313. So...Section 15 (1) stipulates that “No person, other than a practising lawyer, is permitted to engage in the practice of law...” We must find out what the practice of law means according to the only case precedent we have on the subject. At Page 6 paragraph (22) Justice Grauer says this about the practice of law. “Section 1 of the Act defines the “practice of law.” The definition is “non exhaustive” according to Grauer J. The term non exhaustive is defined as being incomplete. According to Grauer J., the Legal Professions Act definition of practice of law is incomplete. Grauer J., goes on to defend this assessment. It includes (but is not limited to: “appearing as counsel or advocate”, “drawing, revising or settling....a document for use in a proceeding, judicial or extrajudicial”, and “doing an act or negotiating in any way for the settlement of, or settling, a claim or demand for damages.” Because the list is non exhaustive, it is necessary to consider what actions are not included.
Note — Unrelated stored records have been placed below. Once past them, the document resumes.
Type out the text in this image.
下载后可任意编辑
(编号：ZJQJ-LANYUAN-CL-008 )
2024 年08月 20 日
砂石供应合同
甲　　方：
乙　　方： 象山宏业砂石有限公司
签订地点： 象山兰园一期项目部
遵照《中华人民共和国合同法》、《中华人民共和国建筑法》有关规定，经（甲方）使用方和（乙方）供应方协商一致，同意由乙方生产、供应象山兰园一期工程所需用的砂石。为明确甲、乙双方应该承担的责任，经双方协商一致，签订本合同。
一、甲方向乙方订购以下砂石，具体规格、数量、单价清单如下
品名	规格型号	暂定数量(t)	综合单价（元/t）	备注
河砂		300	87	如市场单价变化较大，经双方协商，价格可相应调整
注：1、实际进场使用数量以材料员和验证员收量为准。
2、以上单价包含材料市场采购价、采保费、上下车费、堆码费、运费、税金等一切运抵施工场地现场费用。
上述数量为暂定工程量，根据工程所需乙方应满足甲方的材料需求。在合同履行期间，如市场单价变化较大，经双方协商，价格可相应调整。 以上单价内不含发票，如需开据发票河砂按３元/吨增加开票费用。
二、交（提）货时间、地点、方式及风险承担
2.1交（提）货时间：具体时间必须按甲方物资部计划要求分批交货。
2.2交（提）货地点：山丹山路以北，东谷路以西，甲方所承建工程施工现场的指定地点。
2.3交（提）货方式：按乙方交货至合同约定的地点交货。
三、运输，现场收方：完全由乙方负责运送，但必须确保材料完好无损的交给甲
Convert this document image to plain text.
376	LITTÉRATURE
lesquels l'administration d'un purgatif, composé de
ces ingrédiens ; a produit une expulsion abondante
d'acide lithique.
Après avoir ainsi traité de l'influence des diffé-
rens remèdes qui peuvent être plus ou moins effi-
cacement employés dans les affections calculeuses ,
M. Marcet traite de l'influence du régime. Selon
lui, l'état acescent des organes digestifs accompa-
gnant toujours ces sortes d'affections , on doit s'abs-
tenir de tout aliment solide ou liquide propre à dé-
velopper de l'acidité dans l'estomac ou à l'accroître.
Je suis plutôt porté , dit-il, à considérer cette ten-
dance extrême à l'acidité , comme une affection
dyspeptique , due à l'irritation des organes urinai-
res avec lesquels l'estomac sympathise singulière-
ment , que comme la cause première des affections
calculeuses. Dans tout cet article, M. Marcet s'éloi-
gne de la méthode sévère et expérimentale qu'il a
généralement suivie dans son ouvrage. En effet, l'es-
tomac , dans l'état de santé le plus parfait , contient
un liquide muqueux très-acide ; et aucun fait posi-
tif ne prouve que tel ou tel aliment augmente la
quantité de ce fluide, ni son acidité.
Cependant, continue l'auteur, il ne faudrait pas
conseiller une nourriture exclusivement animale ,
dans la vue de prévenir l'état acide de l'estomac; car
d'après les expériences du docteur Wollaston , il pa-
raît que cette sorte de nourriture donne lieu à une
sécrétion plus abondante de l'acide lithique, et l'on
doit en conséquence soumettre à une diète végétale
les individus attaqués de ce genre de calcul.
Grauer J., provides us with those actions which are excluded “(sic) any of those acts if not performed for or in the expectation of a fee, gain or reward, direct or indirect, from the person for whom the acts are performed.”
314. Grauer J., concludes “So by definition, “the practice of law” does not include, for instance, appearing as counsel or advocate if one does not charge a fee for doing so.”
315. At Page 6 paragraph (23) Grauer J., reasons in furtherance of the practice of law in relation to the actions of Glen Robbins. He writes that: “Given that such acts as appearing as counsel, drawing documents for use in a judicial proceeding and negotiating a settlement do not constitute the practice of law if done for free, one might reasonably assume, as does Mr. Robbins, that the Law Society would have no interest in such conduct. It is concerned, after all, only with the practice of law, authorized or not.”